Design and oversee large-scale analyses of common and rare genetic variation across biobank-scale datasets, contributing to critical analyses while implementing robust, scalable frameworks and standards.
Define and execute cross-biobank analysis strategies, developing approaches that maximize discovery power across diverse internal and external datasets.
Guide post-GWAS interpretation and causal inference efforts (e.g., fine-mapping, colocalization, Mendelian randomization) to enable confident causal gene nomination and therapeutic hypothesis generation.
Identify and implement emerging analytical approaches (e.g., multi-omics integration, polygenic modeling, rare variant aggregation, and AI/ML-enabled prioritization) to continuously advance methodological capabilities.
Develop and mentor scientific talent, fostering technical excellence, leadership growth, and a culture focused on rigor, innovation, and impact.
Represent Alnylam externally through high-impact publications, conference presentations, and strategic scientific engagements.
Evaluate and shape external data partnerships and new resources to expand discovery capabilities and maintain leadership in genetics-driven drug development.
Qualifications
PhD in Statistical Genetics or a related field with 8+ years of relevant postdoctoral or industry experience.
Demonstrated experience managing and developing teams to deliver high-impact results.
Deep expertise in statistical genetics, including GWAS and RVAS methods (e.g., single-variant testing, burden tests, SKAT), and extensive experience with relevant software (e.g., REGENIE, PLINK).
Extensive experience processing and analyzing individual-level, biobank-scale genetic, phenotypic, and multi-omic data (e.g., proteomics), with a track record of novel discoveries.
Proven experience conducting multi-biobank analyses and meta-analyses (e.g., using METAL, RAREMETAL, REMETA), including methods to account for sample overlap.
Demonstrated expertise in variant-to-gene post-GWAS approaches (e.g., statistical fine-mapping, colocalization, Mendelian randomization).
Experience applying scalable statistical genetics tools to multivariate phenotype analysis, time-to-event and longitudinal analyses, and genetically diverse datasets to improve signal detection and resolution.
Hands-on experience processing and performing quality control (QC) on biobank-scale individual-level genetic data (WGS, WES, imputed data).
Expertise in phenotype generation and cross-biobank phenotype curation and harmonization.
Proficiency with Linux environments and advanced hands-on experience in Python and R.
Practical experience implementing genomics workflows on cloud-based platforms (e.g., DNAnexus, All of Us Researcher Workbench, Terra).

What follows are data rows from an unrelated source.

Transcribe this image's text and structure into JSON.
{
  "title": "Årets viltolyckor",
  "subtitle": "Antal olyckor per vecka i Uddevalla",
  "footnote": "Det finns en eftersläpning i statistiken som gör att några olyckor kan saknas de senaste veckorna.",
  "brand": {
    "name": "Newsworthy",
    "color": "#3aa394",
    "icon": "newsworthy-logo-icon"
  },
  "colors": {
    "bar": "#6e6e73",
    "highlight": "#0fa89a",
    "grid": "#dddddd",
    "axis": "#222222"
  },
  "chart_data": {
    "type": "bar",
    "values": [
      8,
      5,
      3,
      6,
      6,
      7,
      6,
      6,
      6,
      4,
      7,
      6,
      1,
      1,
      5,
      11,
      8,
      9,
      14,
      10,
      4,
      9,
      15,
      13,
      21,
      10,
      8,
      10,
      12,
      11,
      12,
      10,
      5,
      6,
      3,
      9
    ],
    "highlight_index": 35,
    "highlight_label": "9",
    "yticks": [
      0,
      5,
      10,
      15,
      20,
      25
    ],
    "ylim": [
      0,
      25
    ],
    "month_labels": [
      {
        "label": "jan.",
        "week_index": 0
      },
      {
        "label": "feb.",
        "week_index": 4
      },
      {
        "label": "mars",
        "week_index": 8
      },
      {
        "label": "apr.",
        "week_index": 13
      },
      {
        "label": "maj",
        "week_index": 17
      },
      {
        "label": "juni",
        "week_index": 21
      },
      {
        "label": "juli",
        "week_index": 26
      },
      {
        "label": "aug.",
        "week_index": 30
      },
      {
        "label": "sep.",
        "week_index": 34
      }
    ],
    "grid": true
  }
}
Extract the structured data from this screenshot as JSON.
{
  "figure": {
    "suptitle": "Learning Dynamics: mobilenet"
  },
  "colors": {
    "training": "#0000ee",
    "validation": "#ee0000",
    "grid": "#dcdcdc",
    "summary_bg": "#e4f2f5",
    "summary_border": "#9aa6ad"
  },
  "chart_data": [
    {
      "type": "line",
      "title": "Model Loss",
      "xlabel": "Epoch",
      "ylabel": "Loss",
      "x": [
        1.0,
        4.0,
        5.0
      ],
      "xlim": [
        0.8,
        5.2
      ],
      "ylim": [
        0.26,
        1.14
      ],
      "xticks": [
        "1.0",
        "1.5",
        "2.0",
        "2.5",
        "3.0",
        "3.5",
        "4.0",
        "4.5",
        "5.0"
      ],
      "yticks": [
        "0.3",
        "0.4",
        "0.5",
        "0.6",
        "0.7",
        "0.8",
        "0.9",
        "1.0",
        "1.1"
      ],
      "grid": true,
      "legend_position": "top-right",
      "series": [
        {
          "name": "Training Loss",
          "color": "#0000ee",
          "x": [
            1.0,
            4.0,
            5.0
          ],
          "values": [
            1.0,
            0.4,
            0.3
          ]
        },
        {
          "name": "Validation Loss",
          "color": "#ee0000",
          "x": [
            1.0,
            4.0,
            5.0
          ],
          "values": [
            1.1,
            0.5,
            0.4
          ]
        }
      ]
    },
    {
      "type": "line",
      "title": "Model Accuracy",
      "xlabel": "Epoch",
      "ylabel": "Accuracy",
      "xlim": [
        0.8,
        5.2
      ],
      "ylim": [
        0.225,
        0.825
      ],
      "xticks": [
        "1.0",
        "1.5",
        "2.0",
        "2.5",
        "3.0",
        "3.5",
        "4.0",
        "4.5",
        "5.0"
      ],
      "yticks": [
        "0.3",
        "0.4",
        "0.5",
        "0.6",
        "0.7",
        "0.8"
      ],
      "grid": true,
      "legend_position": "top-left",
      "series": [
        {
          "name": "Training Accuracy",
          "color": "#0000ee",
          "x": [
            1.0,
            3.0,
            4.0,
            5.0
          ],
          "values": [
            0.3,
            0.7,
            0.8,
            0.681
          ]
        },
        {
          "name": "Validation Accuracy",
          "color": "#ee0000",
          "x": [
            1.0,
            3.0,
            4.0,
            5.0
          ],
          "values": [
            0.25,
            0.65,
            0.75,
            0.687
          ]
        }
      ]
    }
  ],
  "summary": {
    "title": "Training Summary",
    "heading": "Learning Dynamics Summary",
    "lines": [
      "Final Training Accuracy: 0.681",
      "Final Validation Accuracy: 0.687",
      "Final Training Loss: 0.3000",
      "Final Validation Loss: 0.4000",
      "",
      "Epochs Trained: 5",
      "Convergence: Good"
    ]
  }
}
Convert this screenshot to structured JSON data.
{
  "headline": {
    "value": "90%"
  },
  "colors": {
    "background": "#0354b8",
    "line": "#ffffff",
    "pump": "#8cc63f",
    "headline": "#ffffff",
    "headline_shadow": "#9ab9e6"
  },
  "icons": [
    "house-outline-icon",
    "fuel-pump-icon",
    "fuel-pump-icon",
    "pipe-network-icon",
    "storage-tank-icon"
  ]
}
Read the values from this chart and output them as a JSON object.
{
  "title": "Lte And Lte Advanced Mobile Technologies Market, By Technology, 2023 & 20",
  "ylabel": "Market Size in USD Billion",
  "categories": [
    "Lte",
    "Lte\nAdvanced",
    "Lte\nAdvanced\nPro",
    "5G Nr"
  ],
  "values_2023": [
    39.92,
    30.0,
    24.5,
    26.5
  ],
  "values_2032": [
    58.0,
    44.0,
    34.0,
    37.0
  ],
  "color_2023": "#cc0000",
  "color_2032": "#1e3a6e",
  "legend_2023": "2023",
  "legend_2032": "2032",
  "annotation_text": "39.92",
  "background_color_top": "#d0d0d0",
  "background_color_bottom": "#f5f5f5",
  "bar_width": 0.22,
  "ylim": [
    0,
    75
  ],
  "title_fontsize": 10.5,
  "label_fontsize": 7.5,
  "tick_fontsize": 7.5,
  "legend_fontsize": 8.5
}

Excellent communication skills, ability to work collaboratively and cross-functionally, and a strong publication record in high-impact scientific journals.
Pay
$166,200.00 - $249,200.00
Schedule
Onsite
Benefits
Comprehensive benefits including medical, dental, and vision coverage, life and disability insurance, a lifestyle reimbursement program, flexible spending and health savings accounts, and a 401(k) with a generous company match. Eligible employees enjoy paid time off, wellness days, holidays, and two company-wide recharge breaks. We also offer generous family resources and leave. Our commitment to your well-being reflects our belief that caring for our people fuels the impact we create together.